Sinopsis Silsila Antv Episode 80 Hari ini


Kunal mengemudi dengan cepat, sementara semua orang menuduh dalam pikirannya.

Dia menarik rem mobil dalam kesibukan dan mengalami kecelakaan.
Nandini berada di kantor polisi untuk pengaduan hilangnya kunal.

Mauli masih di mobilnya dan mendapat telepon bahwa kunal kecelakaan.

Nandini membawa Kunal ke rumah sakit,

dia diberi perawatan

Dokter keluar.

Nandini tegang dan bertanya tentang Kunal

Dokter mengatakan dia akan segera sadar

Mauli sampai di rumah sakit bertanya pada resepsionis yang sibuk telepon.

Mauli marah dan resepsionis memberitahukan tmpatnya.

Maulu sqmpai di ruangan dan memperhatikan Nandini di dalam kamar Kunal,
dia tetap di luar.

Nandini menangis dan memberitahu dokter untuk mengambil darah darinya, tetapi dia tidak akan bisa hidup tanpa Kunal dan dapat mati jika Kunal tidak sembuh.

Kunal membuka matanya.

Mauli mundur dan keluar dari rumah sakit

Dokter mengizinkan Nandini membawanya pulang, perawat akan memberi mereka resep

Mauli duduk di bangku di rumah sakit dan terisak-isak memikirkan kata-kata Nandini dan merawat Kunal yang baru saja dia saksikan.
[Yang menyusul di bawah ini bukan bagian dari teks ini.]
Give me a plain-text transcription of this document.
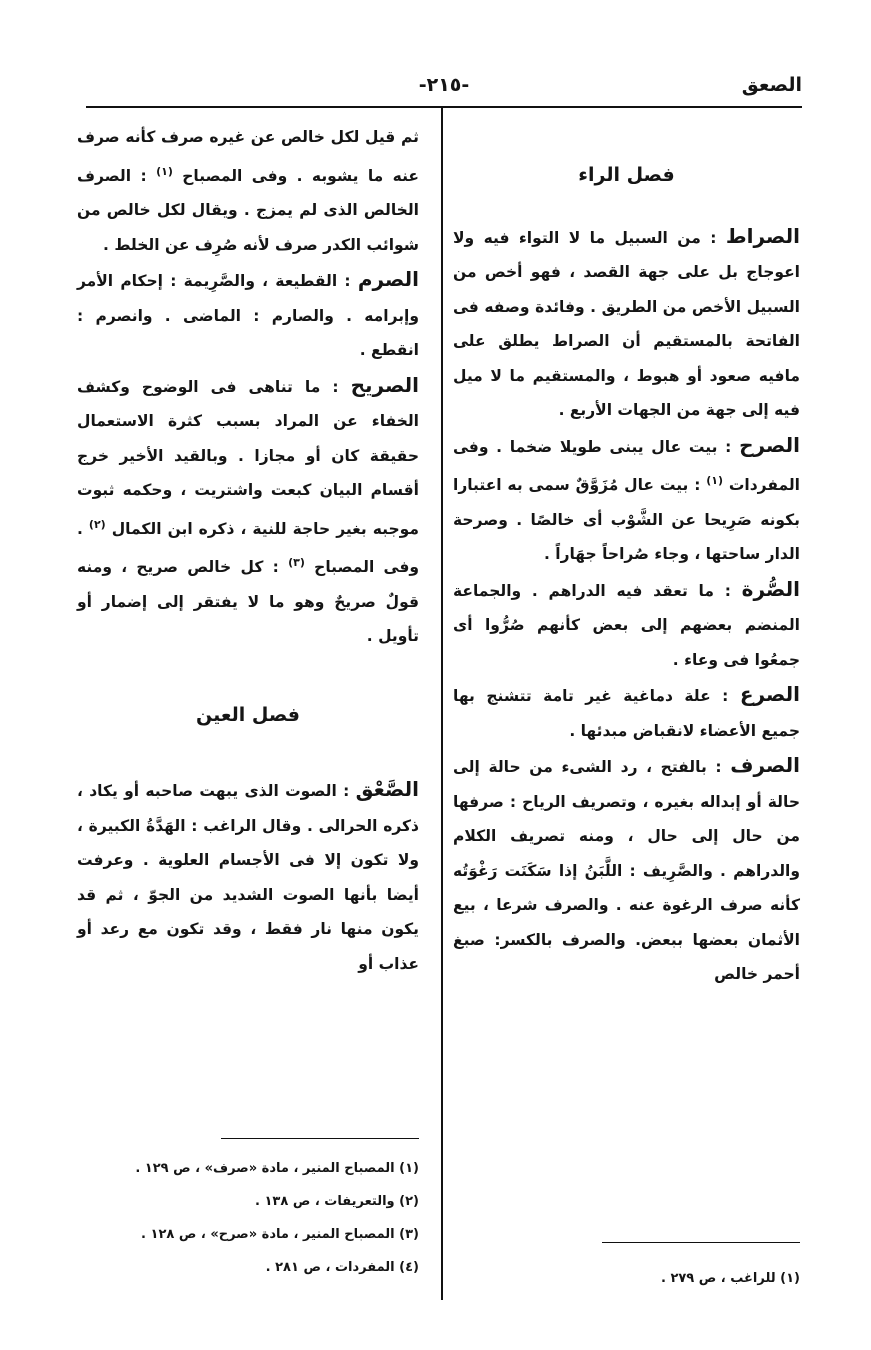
الصعق
-٢١٥-

فصل الراء

الصراط : من السبيل ما لا التواء فيه ولا اعوجاج بل على جهة القصد ، فهو أخص من السبيل الأخص من الطريق . وفائدة وصفه فى الفاتحة بالمستقيم أن الصراط يطلق على مافيه صعود أو هبوط ، والمستقيم ما لا ميل فيه إلى جهة من الجهات الأربع .

الصرح : بيت عال يبنى طويلا ضخما . وفى المفردات $^{(١)}$ : بيت عال مُزَوَّقٌ سمى به اعتبارا بكونه صَرِيحا عن الشَّوْب أى خالصًا . وصرحة الدار ساحتها ، وجاء صُراحاً جهَاراً .

الصُّرة : ما تعقد فيه الدراهم . والجماعة المنضم بعضهم إلى بعض كأنهم صُرُّوا أى جمعُوا فى وعاء .

الصرع : علة دماغية غير تامة تتشنج بها جميع الأعضاء لانقباض مبدئها .

الصرف : بالفتح ، رد الشىء من حالة إلى حالة أو إبداله بغيره ، وتصريف الرياح : صرفها من حال إلى حال ، ومنه تصريف الكلام والدراهم . والصَّرِيف : اللَّبَنُ إذا سَكَنَت رَغْوَتُه كأنه صرف الرغوة عنه . والصرف شرعا ، بيع الأثمان بعضها ببعض. والصرف بالكسر: صبغ أحمر خالص

(١) للراغب ، ص ٢٧٩ .

ثم قيل لكل خالص عن غيره صرف كأنه صرف عنه ما يشوبه . وفى المصباح $^{(١)}$ : الصرف الخالص الذى لم يمزج . ويقال لكل خالص من شوائب الكدر صرف لأنه صُرِف عن الخلط .

الصرم : القطيعة ، والصَّرِيمة : إحكام الأمر وإبرامه . والصارم : الماضى . وانصرم : انقطع .

الصريح : ما تناهى فى الوضوح وكشف الخفاء عن المراد بسبب كثرة الاستعمال حقيقة كان أو مجازا . وبالقيد الأخير خرج أقسام البيان كبعت واشتريت ، وحكمه ثبوت موجبه بغير حاجة للنية ، ذكره ابن الكمال $^{(٢)}$ . وفى المصباح $^{(٣)}$ : كل خالص صريح ، ومنه قولٌ صريحٌ وهو ما لا يفتقر إلى إضمار أو تأويل .

فصل العين

الصَّعْق : الصوت الذى يبهت صاحبه أو يكاد ، ذكره الحرالى . وقال الراغب : الهَدَّةُ الكبيرة ، ولا تكون إلا فى الأجسام العلوية . وعرفت أيضا بأنها الصوت الشديد من الجوّ ، ثم قد يكون منها نار فقط ، وقد تكون مع رعد أو عذاب أو

(١) المصباح المنير ، مادة «صرف» ، ص ١٢٩ .

(٢) والتعريفات ، ص ١٣٨ .

(٣) المصباح المنير ، مادة «صرح» ، ص ١٢٨ .

(٤) المفردات ، ص ٢٨١ .
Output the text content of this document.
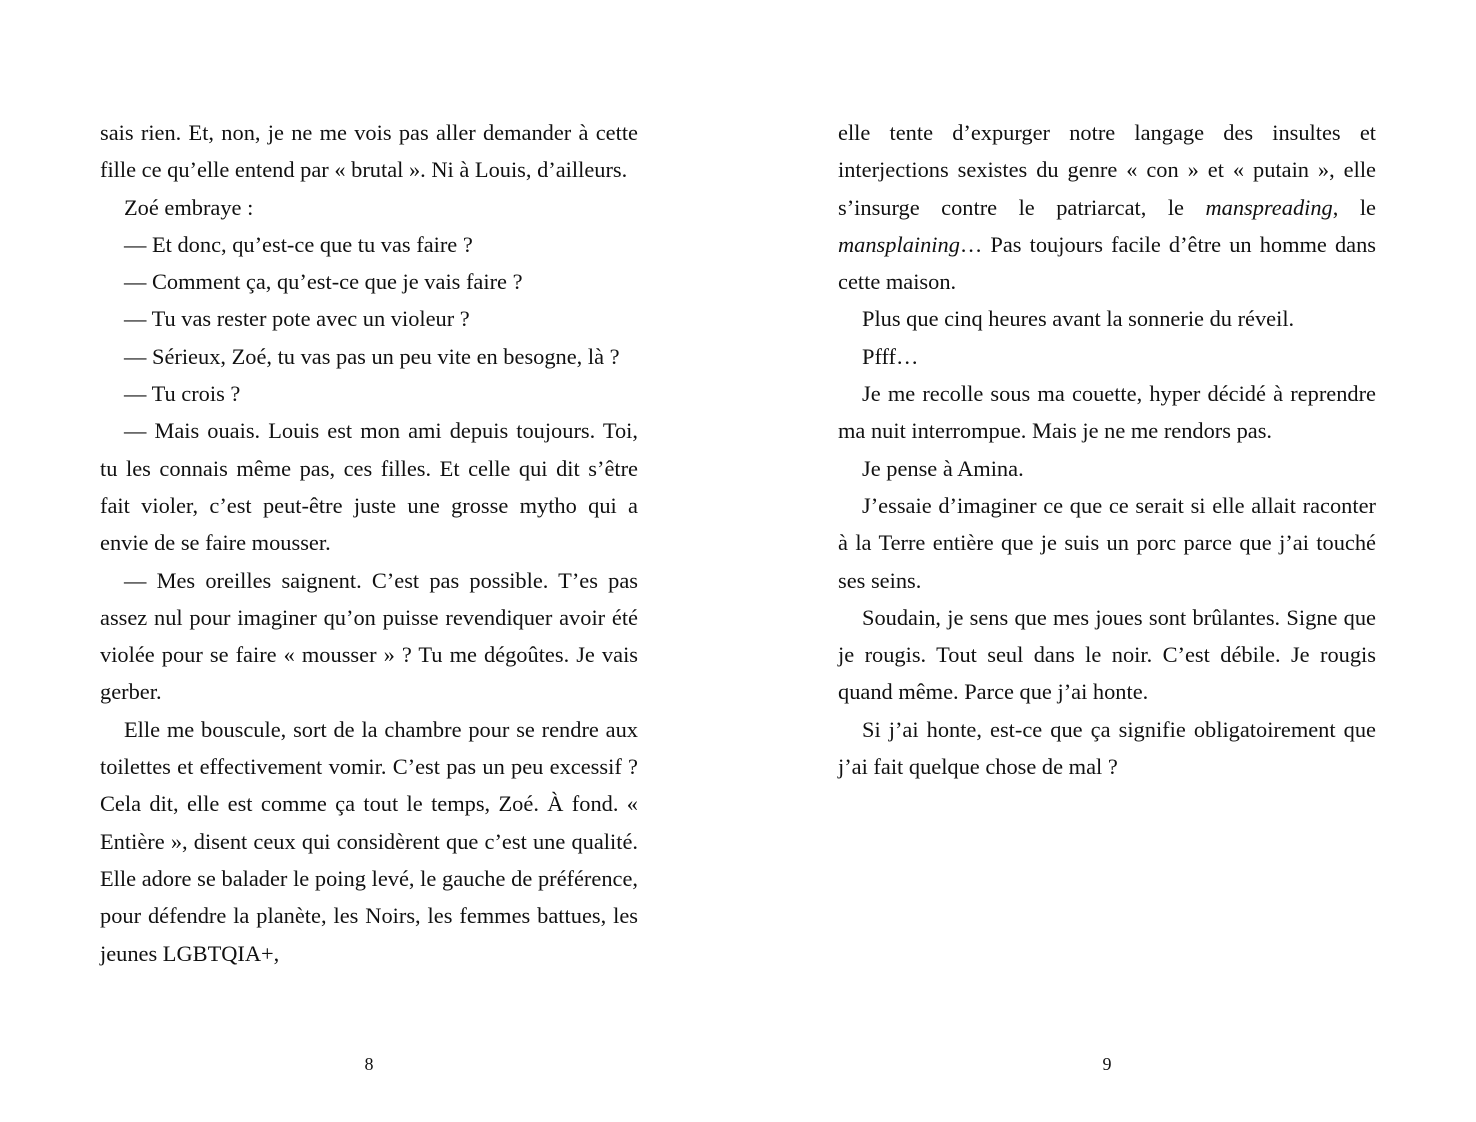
sais rien. Et, non, je ne me vois pas aller demander à cette fille ce qu’elle entend par « brutal ». Ni à Louis, d’ailleurs.

Zoé embraye :

— Et donc, qu’est-ce que tu vas faire ?

— Comment ça, qu’est-ce que je vais faire ?

— Tu vas rester pote avec un violeur ?

— Sérieux, Zoé, tu vas pas un peu vite en besogne, là ?

— Tu crois ?

— Mais ouais. Louis est mon ami depuis toujours. Toi, tu les connais même pas, ces filles. Et celle qui dit s’être fait violer, c’est peut-être juste une grosse mytho qui a envie de se faire mousser.

— Mes oreilles saignent. C’est pas possible. T’es pas assez nul pour imaginer qu’on puisse revendiquer avoir été violée pour se faire « mousser » ? Tu me dégoûtes. Je vais gerber.

Elle me bouscule, sort de la chambre pour se rendre aux toilettes et effectivement vomir. C’est pas un peu excessif ? Cela dit, elle est comme ça tout le temps, Zoé. À fond. « Entière », disent ceux qui considèrent que c’est une qualité. Elle adore se balader le poing levé, le gauche de préférence, pour défendre la planète, les Noirs, les femmes battues, les jeunes LGBTQIA+,

8

elle tente d’expurger notre langage des insultes et interjections sexistes du genre « con » et « putain », elle s’insurge contre le patriarcat, le manspreading, le mansplaining… Pas toujours facile d’être un homme dans cette maison.

Plus que cinq heures avant la sonnerie du réveil.

Pfff…

Je me recolle sous ma couette, hyper décidé à reprendre ma nuit interrompue. Mais je ne me rendors pas.

Je pense à Amina.

J’essaie d’imaginer ce que ce serait si elle allait raconter à la Terre entière que je suis un porc parce que j’ai touché ses seins.

Soudain, je sens que mes joues sont brûlantes. Signe que je rougis. Tout seul dans le noir. C’est débile. Je rougis quand même. Parce que j’ai honte.

Si j’ai honte, est-ce que ça signifie obligatoirement que j’ai fait quelque chose de mal ?

9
Mauli bisa menggunakan kondisi menyerahkan hidupnya juga ketika Kunal terluka, dan hari ini Nandini dalam kondisi yang sama dengannya.

Nandini membantu Kunal berjalan keluar dari kamar rumah sakit, lengannya menyentuh bahunya

Mauli bertanya-tanya ketika Nandini jatuh cinta pada Kunal, dia selalu berpikir tidak ada yang bisa mencintai Kunal seperti yang dia lakukan . Besarnya cinta nandini untuk kunal sama besarnya dengan cintanya pada kunal.

Kunal dan Nandini berjalan melewati Mauli saat dia masih duduk di bangku.

Seorang perawat berbicara dengan Nandini sebagai Nyonya Kunal Malhotra dan memberinya resep

Mauli memperhatikan mereka meninggalkan rumah sakit

Di malam hari, Nandini menyiapkan sup untuk Kunal.

Kunal berbaring di kamar tidur masih mengingat wajah Mauli dan keputusannya.

Nandini membantunya duduk dan memberi sesendok sup, memintanya untuk memakannya sedikit.

Di rumah, Mauli duduk di atas meja makan bersama Mamma dan Dida.
Kata-kata Nandini masih bergema di benaknya.

Dia mengatakan pada Dida bahwa Kunal baik-baik saja, Nandini telah membawanya.

Mamma melihat tangan Mauli bergetar saat dia makan; air mata jatuh dari matanya saat dia menangis tersedu-sedu.

Dida menangis dalam diam

Mauli menjejali mulutnya dengan gigitan makanan

Kunal menelan obatnya.

Nandini menerapkan salep di wajahnya.

Mauli datang ke kamar.

Foto dirinya dan Kunal jatuh saat dia menutup pintu.

Dia memegang bingkai dan menangis memeluknya.

Nandini membantu kunal tidur dan merawatnya.

Mauli masuk ke kamar kecil

Nandini mengubah cahaya ruangan sementara Kunal tertidur dan nandini berjalan di luar.

Mamma datang ke kamar Mauli dan mendengar saat dia menangis di kamar kecil.

Kemudian, Nandini kembali ke kamar Kunal dan duduk di sampingnya.

Dia membelai rambut Kunal saat dia tertidur.

Kunal bermimpi tentang bersama Mauli dan segera duduk.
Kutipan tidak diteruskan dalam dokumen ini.